Top 4 Mistakes when Insuring a House
Getting the right house insurance is an important decision you want to get right. Here’s the top 4 mistakes we see, so you don’t make them.
1. Reducing your sum insured to save on your premium
People often think to reduce their sum insured for a lower premium. Insuring something for less than what it’s worth is called ‘under-insurance’.
This is a risky move where you’re banking that you won’t have major damage to your house that costs more than your sum insured to repair.
The idea of insurance is to put you in the same position you were in before the damage. If a fire fully burns down your house and you’re not fully insured, you could easily face being thousands (if not, hundreds of thousands!) of dollars short when you want to rebuild.

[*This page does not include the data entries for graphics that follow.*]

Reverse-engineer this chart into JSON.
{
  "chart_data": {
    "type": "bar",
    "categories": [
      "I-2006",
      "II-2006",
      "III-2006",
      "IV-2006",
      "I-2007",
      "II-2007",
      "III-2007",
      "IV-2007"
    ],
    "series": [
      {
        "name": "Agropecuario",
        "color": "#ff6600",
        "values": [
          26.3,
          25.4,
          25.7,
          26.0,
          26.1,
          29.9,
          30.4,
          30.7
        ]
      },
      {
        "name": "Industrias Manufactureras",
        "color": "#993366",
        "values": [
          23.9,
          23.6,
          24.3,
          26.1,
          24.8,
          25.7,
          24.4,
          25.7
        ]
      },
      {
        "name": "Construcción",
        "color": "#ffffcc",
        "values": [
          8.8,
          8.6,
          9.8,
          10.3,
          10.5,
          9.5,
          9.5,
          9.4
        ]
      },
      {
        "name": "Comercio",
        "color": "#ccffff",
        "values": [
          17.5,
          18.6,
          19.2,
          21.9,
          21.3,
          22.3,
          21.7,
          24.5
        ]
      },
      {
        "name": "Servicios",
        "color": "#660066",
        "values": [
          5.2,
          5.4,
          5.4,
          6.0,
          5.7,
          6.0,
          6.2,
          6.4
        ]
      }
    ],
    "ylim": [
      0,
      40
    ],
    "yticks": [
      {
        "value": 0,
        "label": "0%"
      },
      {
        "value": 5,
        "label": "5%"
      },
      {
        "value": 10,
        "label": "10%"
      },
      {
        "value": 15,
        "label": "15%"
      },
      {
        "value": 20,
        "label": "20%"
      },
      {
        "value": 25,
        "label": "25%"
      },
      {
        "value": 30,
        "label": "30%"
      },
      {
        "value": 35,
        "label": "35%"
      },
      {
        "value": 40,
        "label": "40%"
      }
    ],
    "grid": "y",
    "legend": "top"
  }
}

You will notice the effect of decreasing (or increasing) your sum insured actually has a relatively small affect on the premium. So you’re best off fully insuring your house, as it might only cost around $50 more to do.
2. Not thinking about an accurate sum insured
People often expect their insurer to know how much their house should be insured for. The reality is that you will need to come up with an approve a replacement cost estimate for your house.

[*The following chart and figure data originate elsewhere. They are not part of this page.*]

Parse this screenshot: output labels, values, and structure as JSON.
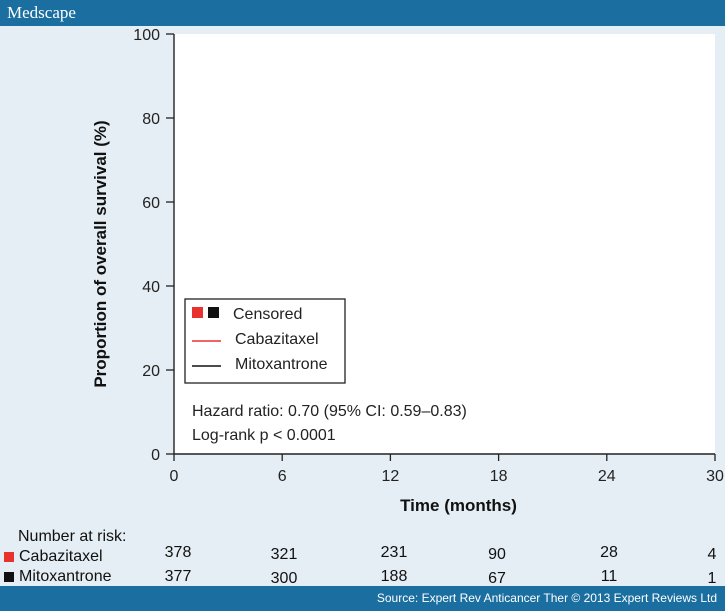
{
  "header": {
    "brand": "Medscape"
  },
  "footer": {
    "source": "Source: Expert Rev Anticancer Ther © 2013 Expert Reviews Ltd"
  },
  "colors": {
    "cabazitaxel": "#e8322d",
    "mitoxantrone": "#111111",
    "bar": "#1a6fa0"
  },
  "chart_data": {
    "type": "line",
    "xlabel": "Time (months)",
    "ylabel": "Proportion of overall survival (%)",
    "xlim": [
      0,
      30
    ],
    "ylim": [
      0,
      100
    ],
    "x_ticks": [
      "0",
      "6",
      "12",
      "18",
      "24",
      "30"
    ],
    "y_ticks": [
      "0",
      "20",
      "40",
      "60",
      "80",
      "100"
    ],
    "legend": {
      "censored": "Censored",
      "entries": [
        "Cabazitaxel",
        "Mitoxantrone"
      ],
      "placement": "lower-left"
    },
    "annotations": [
      "Hazard ratio: 0.70 (95% CI: 0.59–0.83)",
      "Log-rank p < 0.0001"
    ],
    "series": [
      {
        "name": "Cabazitaxel",
        "x": [],
        "y": []
      },
      {
        "name": "Mitoxantrone",
        "x": [],
        "y": []
      }
    ]
  },
  "risk_table": {
    "title": "Number at risk:",
    "rows": [
      {
        "label": "Cabazitaxel",
        "values": [
          "378",
          "321",
          "231",
          "90",
          "28",
          "4"
        ]
      },
      {
        "label": "Mitoxantrone",
        "values": [
          "377",
          "300",
          "188",
          "67",
          "11",
          "1"
        ]
      }
    ]
  }
}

Our quote calculator will give you a ‘base’ replacement sum insured from a fixed amount of rebuild cost we apply per square metre. You’ll then need to fine-tune this figure to one you think is enough to fully rebuild your house.
If you’re not sure there’s some useful tools available to help. The Cordell Sum Sure Calculator uses council data on houses to give you an estimate, and works for most house across New Zealand.
One of the most common mistakes people make is not considering all the factors in the sum insured figure. The most common being demolition costs, which can be significant. You should also take in account value of outbuildings and other things like fences, retaining walls or swimming pools. Lastly, it’s a good idea to allow for the affect of building cost inflation on top of this.
3. Not choosing the right excess
People can be caught out by selecting excesses that are either too high, and low.
Sometimes we see people select a higher excess like one over $1,000, but then when they make a claim find it’s too high and they struggle to afford to pay it. When selecting your excess ask yourself: “how much money can I comfortably afford to stump up if something goes wrong?”. If the answer is less than $1,000, you should pick an excess below this.
There are also people that tend to select excesses that are too low. If you keep enough cash on the sidelines and you don’t claim for smaller losses, you can take a higher excess to save on your premium. If you wouldn’t bother claiming for anything less than $1,000; you shouldn’t spend your money insuring it.
4. Choosing the cheapest or most expensive policy
Cheap doesn’t always mean the best value for money. Generally cheaper policies tend to have lower levels of cover. But this isn’t always the case, so it’s important you do the work to compare cover between insurers with the premium you’re paying to see where the best value is.
By the same token the most expensive policy doesn’t necessarily mean the best cover for your needs. You could be paying extra for cover you don’t need. Do you need extra cover with a higher limit for swimming pools if you don’t have one?
Taking the time to find a suitable policy could save you hundreds.